Nach dem zweiten Krawall-Abend in Chemnitz in Folge, nach dem die Warum-Sachsen?-Frage wieder bundesweit und sogar international laut gestellt wird, ist das für die seit 1990 im Freistaat regierenden Christdemokraten eine weitere Hiobsbotschaft. Noch immer hat die Sachsen-Union kein Rezept, wie die AfD, die bei der Bundestagswahl im vergangenen Herbst sogar knapp zur stärksten Partei in Sachsen wurde, kleinzubekommen ist. Nur die Hauptschuldige für das Desaster gilt bei ihr als ausgemacht: Kanzlerin Angela Merkel mit ihrer Flüchtlingspolitik.

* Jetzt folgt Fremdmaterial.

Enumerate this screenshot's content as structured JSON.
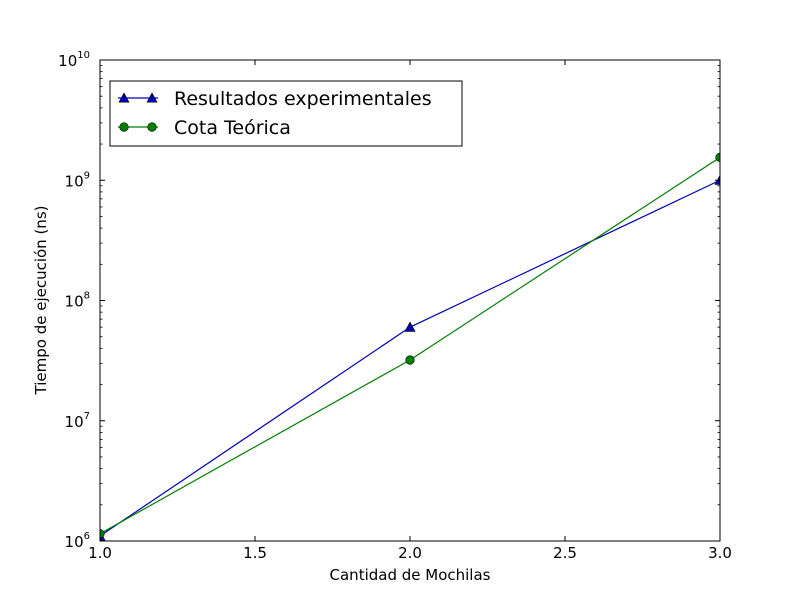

Latent schwingt bei der Erklärung der CDU, warum Rechtsradikale in Sachsen - und die AfD ist hier extrem rechts - so viel Einfluss bekommen konnten, immer der Vorwurf eines "Sachsen-Bashings" mit. Ministerpräsident und CDU-Landeschef Michael Kretschmer spricht das auch am Dienstag aus, als er sagt, neben der bundesweiten Mobilisierung sei Chemnitz auch "durch überregionale Berichterstattung" für Extremisten attraktiver und interessanter geworden. Am Vortag, nach der ersten rechtsradikalen Spontan-Demonstration, hatte Kretschmer zunächst stundenlang geschwiegen. Um dann per Twitter deutlich zu machen, dass es ihm nun vor allem um das Image seines Bundeslandes geht: "Wir lassen nicht zu, dass das Bild unseres Landes durch Chaoten beschädigt wird." Am Dienstag erklärte er auf einer Pressekonferenz, Sachsen werde durch die rechten Aufmärsche einem Test unterzogen: "Es ist ein Kampf, wir werden ihn gewinnen."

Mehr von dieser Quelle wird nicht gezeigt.